Before moving with renewed vigor into the intended normal beat of Sex and the Human Animal, obeisance to protocol dictates I wrap up coverage of NBC’s “Age of Love” reality show.
More than a week has passed since the episode aired, and devotees of the program certainly know that Mark, the 30-year-old bachelor, chose 20-something Amanda over 48-year-old Jennifer. They likely have had their fill of analysis (the threshold for satiety being likely low, given the thin premise of “Age of Love” and the somewhat predictable outcome. And they may even know that Jennifer has a Web site for her modeling endeavors. I would show a photo, but she has protected them against copying them from the site, and frankly, doing a screen capture and crop just doesn’t seem worth the effort. She is a beautiful woman, to be sure, and given the chemistry between her and Mark, I conclude that but for her age, she would have been Mark’s final choice.
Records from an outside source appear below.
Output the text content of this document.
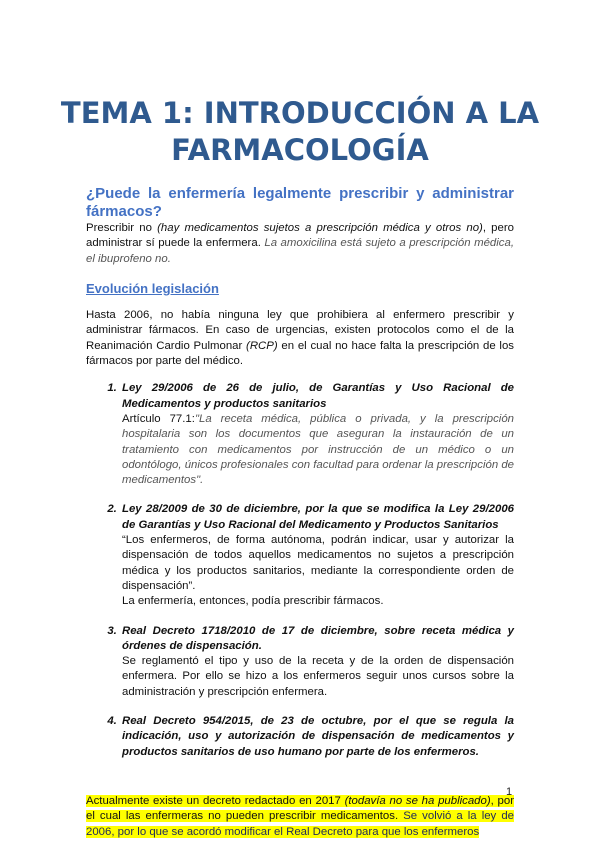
TEMA 1: INTRODUCCIÓN A LA
FARMACOLOGÍA
¿Puede la enfermería legalmente prescribir y administrar fármacos?

Prescribir no (hay medicamentos sujetos a prescripción médica y otros no), pero administrar sí puede la enfermera. La amoxicilina está sujeto a prescripción médica, el ibuprofeno no.

Evolución legislación

Hasta 2006, no había ninguna ley que prohibiera al enfermero prescribir y administrar fármacos. En caso de urgencias, existen protocolos como el de la Reanimación Cardio Pulmonar (RCP) en el cual no hace falta la prescripción de los fármacos por parte del médico.

1. Ley 29/2006 de 26 de julio, de Garantías y Uso Racional de Medicamentos y productos sanitarios
Artículo 77.1:"La receta médica, pública o privada, y la prescripción hospitalaria son los documentos que aseguran la instauración de un tratamiento con medicamentos por instrucción de un médico o un odontólogo, únicos profesionales con facultad para ordenar la prescripción de medicamentos".
2. Ley 28/2009 de 30 de diciembre, por la que se modifica la Ley 29/2006 de Garantías y Uso Racional del Medicamento y Productos Sanitarios
“Los enfermeros, de forma autónoma, podrán indicar, usar y autorizar la dispensación de todos aquellos medicamentos no sujetos a prescripción médica y los productos sanitarios, mediante la correspondiente orden de dispensación”.
La enfermería, entonces, podía prescribir fármacos.
3. Real Decreto 1718/2010 de 17 de diciembre, sobre receta médica y órdenes de dispensación.
Se reglamentó el tipo y uso de la receta y de la orden de dispensación enfermera. Por ello se hizo a los enfermeros seguir unos cursos sobre la administración y prescripción enfermera.
4. Real Decreto 954/2015, de 23 de octubre, por el que se regula la indicación, uso y autorización de dispensación de medicamentos y productos sanitarios de uso humano por parte de los enfermeros.

Actualmente existe un decreto redactado en 2017 (todavía no se ha publicado), por el cual las enfermeras no pueden prescribir medicamentos. Se volvió a la ley de 2006, por lo que se acordó modificar el Real Decreto para que los enfermeros

1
Well, I say that, but wonder, too, what the effect was of a bizarre revelation Jennifer made during their carriage ride. She whispered to Mark, in essence, that during one sexual encounter, she had a number of orgasm so large that Mark could reply only that he didn’t believe that number was possible. Did she then seem sleazy to Mark, who strikes me as a person of taste and candor? Did she establish a precedent Mark didn’t believe he could match? (Men are competitive about this sort of thing.) Perhaps Jennifer wanted to come across as every bit as sexually viable as Amanda, her young competitor. But my guess is, she hurt her cause.
My wrap on the show is this: Romantic love is about many things, but for all the poetry, for all the promise of companionship, in the vast majority of cases, it is about reproduction. On that field, fertility trumps. In retrospect, the ending of “Age of Love” was only natural.